Plage : ces gestes qui risquent de vous coûter cher
Plage : ces gestes qui risquent de vous coûter cher !-© Shutterstock

A l’instar de nombreux autres lieux publics, le bord de mer est aussi régie par des règles. Méfiez-vous de ces gestes interdits sur la plage qui risquent de vous coûter cher si vous n’en prenez pas connaissance !

Plage : ces gestes qui risquent de vous coûter cher

Il peut être tentant de faire griller merguez et chipolatas à la plage lors d’un pique-nique entre copains avec vue sur la mer. Pour ne pas finir avec une contravention de 38 euros dans la main, renseignez-vous d’abord auprès de la mairie.

Si la loi ne stipule aucune interdiction particulière, les municipalités disposent du pouvoir de promulguer des décrets pour proscrire certaines activités, comme les barbecues sur le sable, à l’exemple de Cannes.

Généralement, des panneaux placés sur le littoral informent les baigneurs des restrictions en vigueur.

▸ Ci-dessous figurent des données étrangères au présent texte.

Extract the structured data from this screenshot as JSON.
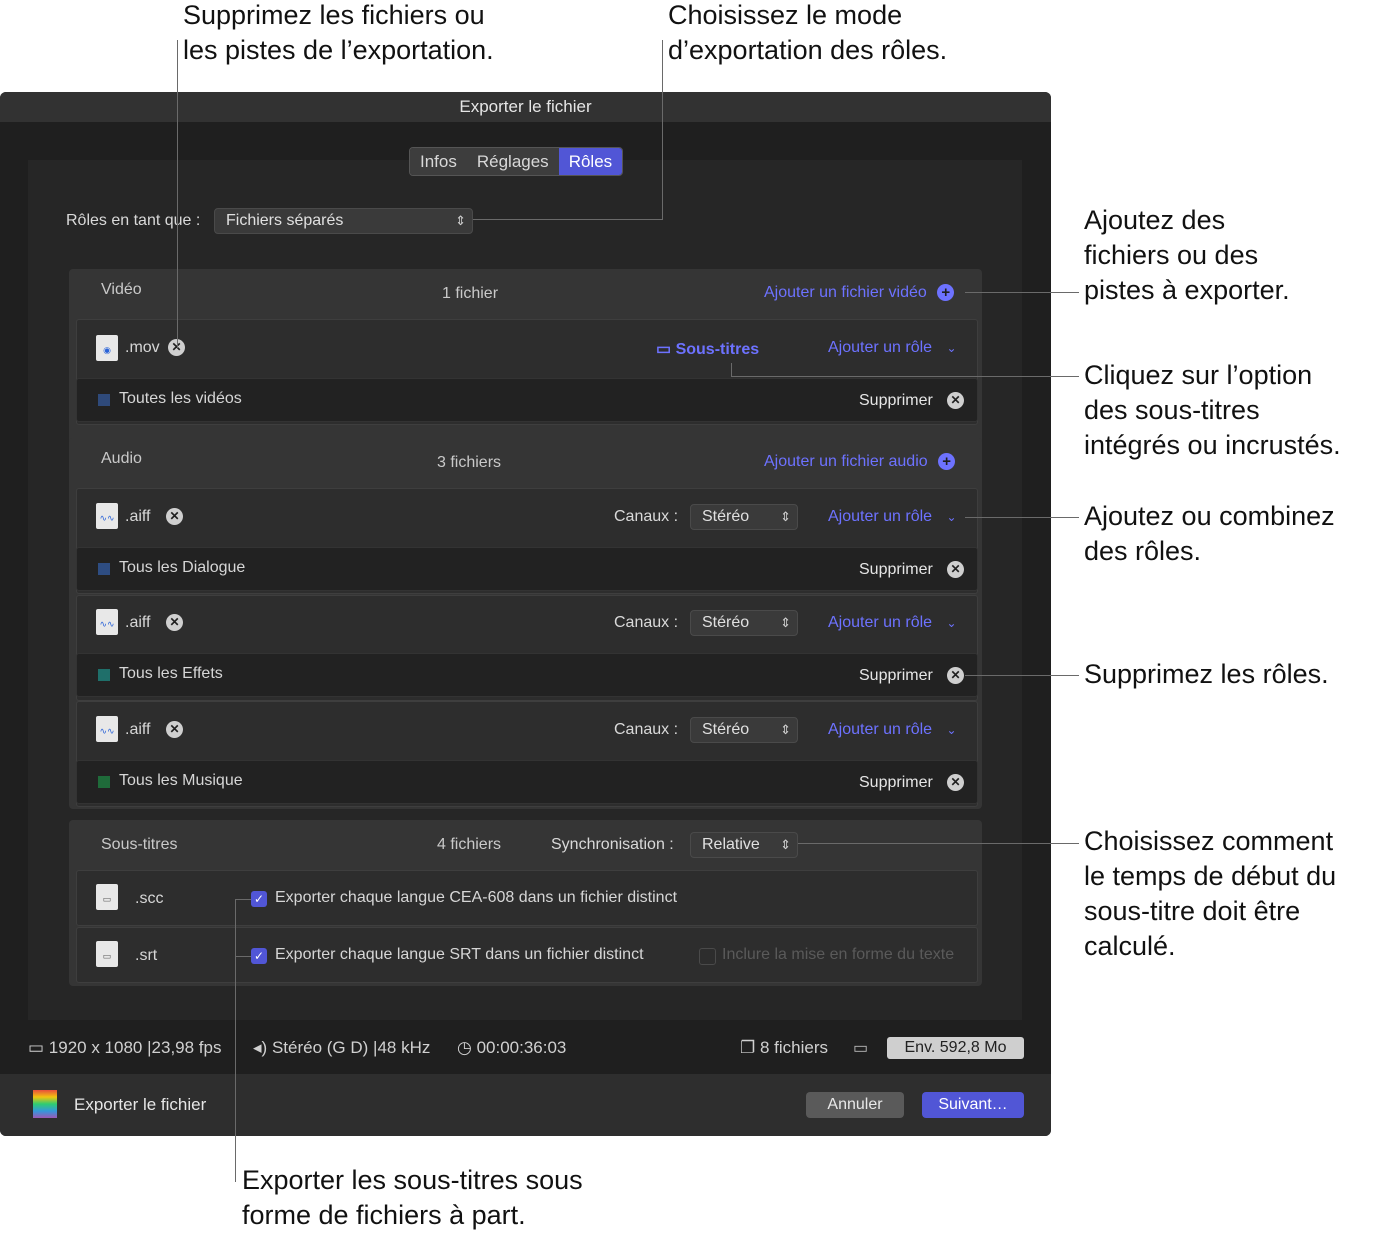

Les feux de camp sont également interdits pour des raisons environnementales et de sécurité.

Il faut également faire attention au ramassage de sable et de coquillages sur la plage. Vous encourez une amende qui peut aller jusqu’à 1 500 euros pour atteinte au domaine public maritime.

Seul le sable « éolien » ( comprendre déplacé par le vent, NDLR) déroge à la règle. « les autorités peuvent [toutefois] tolérer le ramassage lorsqu’il se fait en petite quantité», indique service-public.fr.

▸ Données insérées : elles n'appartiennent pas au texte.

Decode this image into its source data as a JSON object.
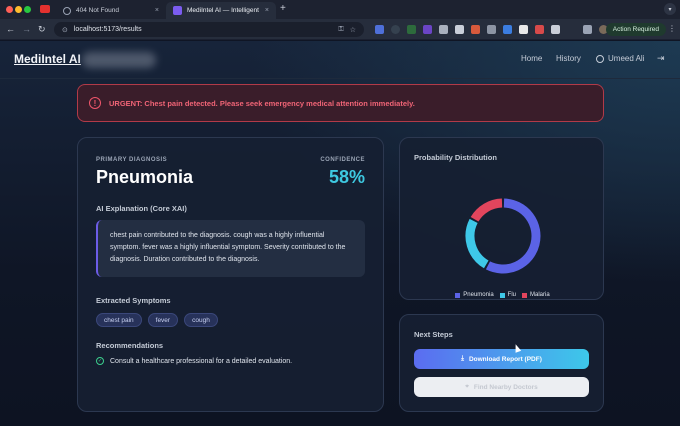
{
  "browser": {
    "tabs": [
      {
        "title": "404 Not Found",
        "active": false
      },
      {
        "title": "MediIntel AI — Intelligent Me",
        "active": true
      }
    ],
    "url": "localhost:5173/results",
    "action_required": "Action Required",
    "new_tab_symbol": "+",
    "close_symbol": "×"
  },
  "app": {
    "brand": "MediIntel AI",
    "nav": {
      "home": "Home",
      "history": "History",
      "user": "Umeed Ali"
    }
  },
  "alert": {
    "icon": "!",
    "text": "URGENT: Chest pain detected. Please seek emergency medical attention immediately."
  },
  "diagnosis": {
    "primary_label": "PRIMARY DIAGNOSIS",
    "primary_value": "Pneumonia",
    "confidence_label": "CONFIDENCE",
    "confidence_value": "58%",
    "xai_title": "AI Explanation (Core XAI)",
    "xai_text": "chest pain contributed to the diagnosis. cough was a highly influential symptom. fever was a highly influential symptom. Severity contributed to the diagnosis. Duration contributed to the diagnosis.",
    "symptoms_title": "Extracted Symptoms",
    "symptoms": [
      "chest pain",
      "fever",
      "cough"
    ],
    "recommendations_title": "Recommendations",
    "recommendations": [
      "Consult a healthcare professional for a detailed evaluation."
    ]
  },
  "probability": {
    "title": "Probability Distribution"
  },
  "chart_data": {
    "type": "pie",
    "categories": [
      "Pneumonia",
      "Flu",
      "Malaria"
    ],
    "values": [
      58,
      25,
      17
    ],
    "colors": [
      "#5b63e6",
      "#3ec8e8",
      "#e2455d"
    ],
    "legend_position": "bottom"
  },
  "next_steps": {
    "title": "Next Steps",
    "download": "Download Report (PDF)",
    "doctors": "Find Nearby Doctors"
  }
}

Si l’envie vous prend de vous faire dorer en tenue d’Adam et Eve, on vous recommande de le faire sur une plage où la pratique est autorisée.

Sinon, votre nudité peut être perçue comme une exhibition sexuelle par la loi. Cela pourra vous faire valoir 15.000 euros d’amende voire une année de prison.

La liste est longue…

Gare aux amateurs de vidéos aériennes. Il faut savoir que la législation française restreint l’utilisation des drones à proximité des agglomérations.

Vous ne vouliez sûrement pas payer 75000 euros pour une simple vue du ciel, sans oublier le risque de peine de prison.

Cueillir des plantes sauvages le long du littoral constitue par ailleurs, une « atteinte à la conservation d’espèces végétales non cultivées ». Selon l’article L415-3 du Code de l’environnement, ce délit peut être sanctionné jusqu’à 3 ans d’emprisonnement.